We made very few changes to the fund over the past three months. The biggest trades were selective additions to existing Nigerian holdings and some position size reductions in Egypt. We have initiated some small positions on the BVRM exchange in Cote d’Ivoire, as businesses we have followed for some time moved into value range.

The majority of the Nigerian banks have reported results for the year to 31 December 2017. The results were as expected, with non-performing loans and bad debt provisions rising. The banks in Nigeria will find it difficult to maintain their 2017 returns in 2018 as Nigerian Treasury bill rates have fallen sharply, which will impact net interest margins. The lower net interest margins should be offset to some extent by improved economic activity and greater non-interest revenue. Despite the expected lower return on equity (ROE), we still think there is good value to be had across the Nigerian banking sector.

While the oil price has recovered, our oil and gas investments have not performed quite as we would have hoped. We have added to some of these positions.

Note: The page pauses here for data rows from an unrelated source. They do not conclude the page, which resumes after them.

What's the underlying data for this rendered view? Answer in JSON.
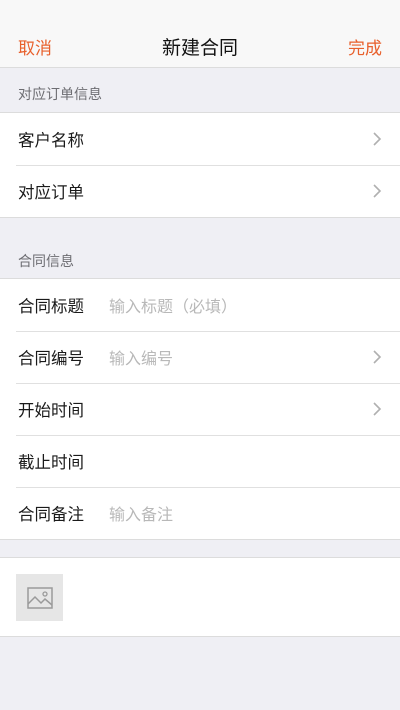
{
  "navbar": {
    "cancel_label": "取消",
    "title": "新建合同",
    "done_label": "完成"
  },
  "order_section": {
    "header": "对应订单信息",
    "rows": [
      {
        "label": "客户名称",
        "icon": "chevron-right-icon"
      },
      {
        "label": "对应订单",
        "icon": "chevron-right-icon"
      }
    ]
  },
  "contract_section": {
    "header": "合同信息",
    "rows": [
      {
        "label": "合同标题",
        "placeholder": "输入标题（必填）"
      },
      {
        "label": "合同编号",
        "placeholder": "输入编号",
        "icon": "chevron-right-icon"
      },
      {
        "label": "开始时间",
        "icon": "chevron-right-icon"
      },
      {
        "label": "截止时间"
      },
      {
        "label": "合同备注",
        "placeholder": "输入备注"
      }
    ]
  },
  "attachment": {
    "icon": "image-placeholder-icon"
  },
  "colors": {
    "accent": "#e8602c",
    "background": "#efeff4",
    "placeholder": "#b8b8b8"
  }
}
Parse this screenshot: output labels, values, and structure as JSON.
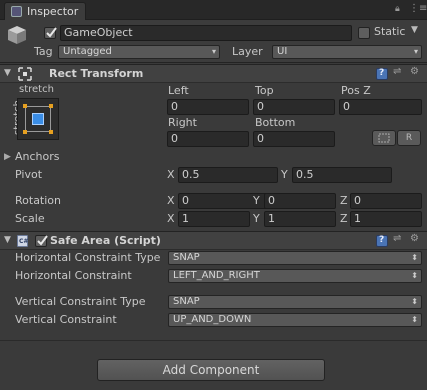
{
  "window": {
    "tab_label": "Inspector"
  },
  "gameobject": {
    "name": "GameObject",
    "active": true,
    "static_label": "Static",
    "tag_label": "Tag",
    "tag_value": "Untagged",
    "layer_label": "Layer",
    "layer_value": "UI"
  },
  "rect_transform": {
    "title": "Rect Transform",
    "anchor_preset_top": "stretch",
    "anchor_preset_side": "stretch",
    "left_label": "Left",
    "left_value": "0",
    "top_label": "Top",
    "top_value": "0",
    "posz_label": "Pos Z",
    "posz_value": "0",
    "right_label": "Right",
    "right_value": "0",
    "bottom_label": "Bottom",
    "bottom_value": "0",
    "raw_edit_button": "R",
    "anchors_label": "Anchors",
    "pivot_label": "Pivot",
    "pivot_x": "0.5",
    "pivot_y": "0.5",
    "rotation_label": "Rotation",
    "rotation_x": "0",
    "rotation_y": "0",
    "rotation_z": "0",
    "scale_label": "Scale",
    "scale_x": "1",
    "scale_y": "1",
    "scale_z": "1",
    "axis_x": "X",
    "axis_y": "Y",
    "axis_z": "Z"
  },
  "safe_area": {
    "title": "Safe Area (Script)",
    "enabled": true,
    "h_type_label": "Horizontal Constraint Type",
    "h_type_value": "SNAP",
    "h_constraint_label": "Horizontal Constraint",
    "h_constraint_value": "LEFT_AND_RIGHT",
    "v_type_label": "Vertical Constraint Type",
    "v_type_value": "SNAP",
    "v_constraint_label": "Vertical Constraint",
    "v_constraint_value": "UP_AND_DOWN"
  },
  "add_component_label": "Add Component",
  "colors": {
    "background": "#3a3a3a",
    "field": "#2a2a2a",
    "accent_blue": "#3a8de6",
    "anchor_orange": "#e6a020"
  }
}
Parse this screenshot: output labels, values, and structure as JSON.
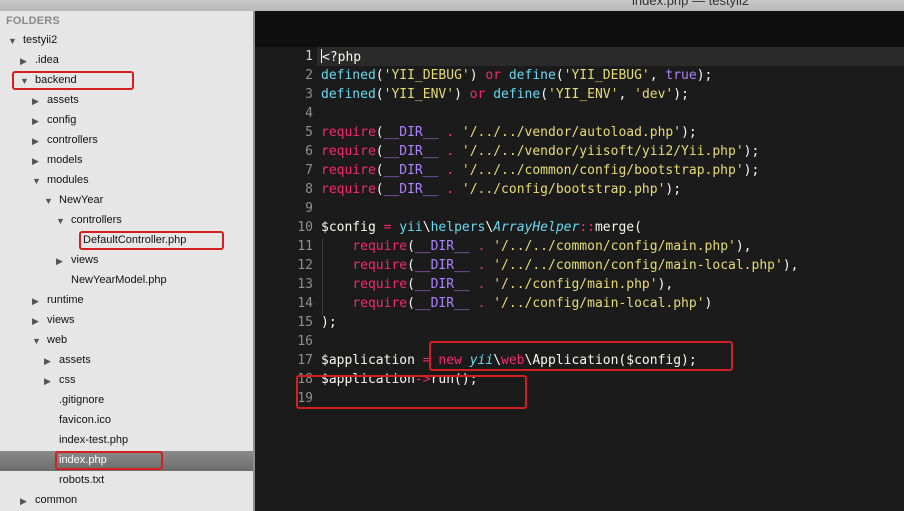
{
  "window": {
    "title": "index.php — testyii2"
  },
  "sidebar": {
    "header": "FOLDERS",
    "rows": [
      {
        "label": "testyii2",
        "arrow": "▼"
      },
      {
        "label": ".idea",
        "arrow": "▶"
      },
      {
        "label": "backend",
        "arrow": "▼",
        "highlight": true
      },
      {
        "label": "assets",
        "arrow": "▶"
      },
      {
        "label": "config",
        "arrow": "▶"
      },
      {
        "label": "controllers",
        "arrow": "▶"
      },
      {
        "label": "models",
        "arrow": "▶"
      },
      {
        "label": "modules",
        "arrow": "▼"
      },
      {
        "label": "NewYear",
        "arrow": "▼"
      },
      {
        "label": "controllers",
        "arrow": "▼"
      },
      {
        "label": "DefaultController.php",
        "arrow": "",
        "highlight": true
      },
      {
        "label": "views",
        "arrow": "▶"
      },
      {
        "label": "NewYearModel.php",
        "arrow": ""
      },
      {
        "label": "runtime",
        "arrow": "▶"
      },
      {
        "label": "views",
        "arrow": "▶"
      },
      {
        "label": "web",
        "arrow": "▼"
      },
      {
        "label": "assets",
        "arrow": "▶"
      },
      {
        "label": "css",
        "arrow": "▶"
      },
      {
        "label": ".gitignore",
        "arrow": ""
      },
      {
        "label": "favicon.ico",
        "arrow": ""
      },
      {
        "label": "index-test.php",
        "arrow": ""
      },
      {
        "label": "index.php",
        "arrow": "",
        "highlight": true,
        "selected": true
      },
      {
        "label": "robots.txt",
        "arrow": ""
      },
      {
        "label": "common",
        "arrow": "▶"
      }
    ]
  },
  "editor": {
    "current_line": 1,
    "lines": [
      [
        [
          "<?php",
          "plain"
        ]
      ],
      [
        [
          "defined",
          "fn"
        ],
        [
          "(",
          "plain"
        ],
        [
          "'YII_DEBUG'",
          "str"
        ],
        [
          ") ",
          "plain"
        ],
        [
          "or",
          "kw"
        ],
        [
          " ",
          "plain"
        ],
        [
          "define",
          "fn"
        ],
        [
          "(",
          "plain"
        ],
        [
          "'YII_DEBUG'",
          "str"
        ],
        [
          ", ",
          "plain"
        ],
        [
          "true",
          "const"
        ],
        [
          ");",
          "plain"
        ]
      ],
      [
        [
          "defined",
          "fn"
        ],
        [
          "(",
          "plain"
        ],
        [
          "'YII_ENV'",
          "str"
        ],
        [
          ") ",
          "plain"
        ],
        [
          "or",
          "kw"
        ],
        [
          " ",
          "plain"
        ],
        [
          "define",
          "fn"
        ],
        [
          "(",
          "plain"
        ],
        [
          "'YII_ENV'",
          "str"
        ],
        [
          ", ",
          "plain"
        ],
        [
          "'dev'",
          "str"
        ],
        [
          ");",
          "plain"
        ]
      ],
      [],
      [
        [
          "require",
          "kw"
        ],
        [
          "(",
          "plain"
        ],
        [
          "__DIR__",
          "const"
        ],
        [
          " ",
          "plain"
        ],
        [
          ".",
          "kw"
        ],
        [
          " ",
          "plain"
        ],
        [
          "'/../../vendor/autoload.php'",
          "str"
        ],
        [
          ");",
          "plain"
        ]
      ],
      [
        [
          "require",
          "kw"
        ],
        [
          "(",
          "plain"
        ],
        [
          "__DIR__",
          "const"
        ],
        [
          " ",
          "plain"
        ],
        [
          ".",
          "kw"
        ],
        [
          " ",
          "plain"
        ],
        [
          "'/../../vendor/yiisoft/yii2/Yii.php'",
          "str"
        ],
        [
          ");",
          "plain"
        ]
      ],
      [
        [
          "require",
          "kw"
        ],
        [
          "(",
          "plain"
        ],
        [
          "__DIR__",
          "const"
        ],
        [
          " ",
          "plain"
        ],
        [
          ".",
          "kw"
        ],
        [
          " ",
          "plain"
        ],
        [
          "'/../../common/config/bootstrap.php'",
          "str"
        ],
        [
          ");",
          "plain"
        ]
      ],
      [
        [
          "require",
          "kw"
        ],
        [
          "(",
          "plain"
        ],
        [
          "__DIR__",
          "const"
        ],
        [
          " ",
          "plain"
        ],
        [
          ".",
          "kw"
        ],
        [
          " ",
          "plain"
        ],
        [
          "'/../config/bootstrap.php'",
          "str"
        ],
        [
          ");",
          "plain"
        ]
      ],
      [],
      [
        [
          "$config",
          "plain"
        ],
        [
          " ",
          "plain"
        ],
        [
          "=",
          "kw"
        ],
        [
          " ",
          "plain"
        ],
        [
          "yii",
          "fn"
        ],
        [
          "\\",
          "plain"
        ],
        [
          "helpers",
          "fn"
        ],
        [
          "\\",
          "plain"
        ],
        [
          "ArrayHelper",
          "ital"
        ],
        [
          "::",
          "kw"
        ],
        [
          "merge(",
          "plain"
        ]
      ],
      [
        [
          "    ",
          "plain"
        ],
        [
          "require",
          "kw"
        ],
        [
          "(",
          "plain"
        ],
        [
          "__DIR__",
          "const"
        ],
        [
          " ",
          "plain"
        ],
        [
          ".",
          "kw"
        ],
        [
          " ",
          "plain"
        ],
        [
          "'/../../common/config/main.php'",
          "str"
        ],
        [
          "),",
          "plain"
        ]
      ],
      [
        [
          "    ",
          "plain"
        ],
        [
          "require",
          "kw"
        ],
        [
          "(",
          "plain"
        ],
        [
          "__DIR__",
          "const"
        ],
        [
          " ",
          "plain"
        ],
        [
          ".",
          "kw"
        ],
        [
          " ",
          "plain"
        ],
        [
          "'/../../common/config/main-local.php'",
          "str"
        ],
        [
          "),",
          "plain"
        ]
      ],
      [
        [
          "    ",
          "plain"
        ],
        [
          "require",
          "kw"
        ],
        [
          "(",
          "plain"
        ],
        [
          "__DIR__",
          "const"
        ],
        [
          " ",
          "plain"
        ],
        [
          ".",
          "kw"
        ],
        [
          " ",
          "plain"
        ],
        [
          "'/../config/main.php'",
          "str"
        ],
        [
          "),",
          "plain"
        ]
      ],
      [
        [
          "    ",
          "plain"
        ],
        [
          "require",
          "kw"
        ],
        [
          "(",
          "plain"
        ],
        [
          "__DIR__",
          "const"
        ],
        [
          " ",
          "plain"
        ],
        [
          ".",
          "kw"
        ],
        [
          " ",
          "plain"
        ],
        [
          "'/../config/main-local.php'",
          "str"
        ],
        [
          ")",
          "plain"
        ]
      ],
      [
        [
          ");",
          "plain"
        ]
      ],
      [],
      [
        [
          "$application",
          "plain"
        ],
        [
          " ",
          "plain"
        ],
        [
          "=",
          "kw"
        ],
        [
          " ",
          "plain"
        ],
        [
          "new",
          "kw"
        ],
        [
          " ",
          "plain"
        ],
        [
          "yii",
          "ital"
        ],
        [
          "\\",
          "plain"
        ],
        [
          "web",
          "kw"
        ],
        [
          "\\",
          "plain"
        ],
        [
          "Application($config);",
          "plain"
        ]
      ],
      [
        [
          "$application",
          "plain"
        ],
        [
          "->",
          "kw"
        ],
        [
          "run();",
          "plain"
        ]
      ],
      []
    ]
  }
}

The Zimbabwean government is saying the right things and has basically done away with the Indigenisation Law in an effort to encourage investment. However, the country still has many issues – not least of which is a dire shortage of foreign currency brought on by profligate government spending. We still can’t get any money out of Zimbabwe and the market prices are distorted by the rush from cash to real assets. We continue to hold Zimbabwean assets at our estimate of intrinsic value.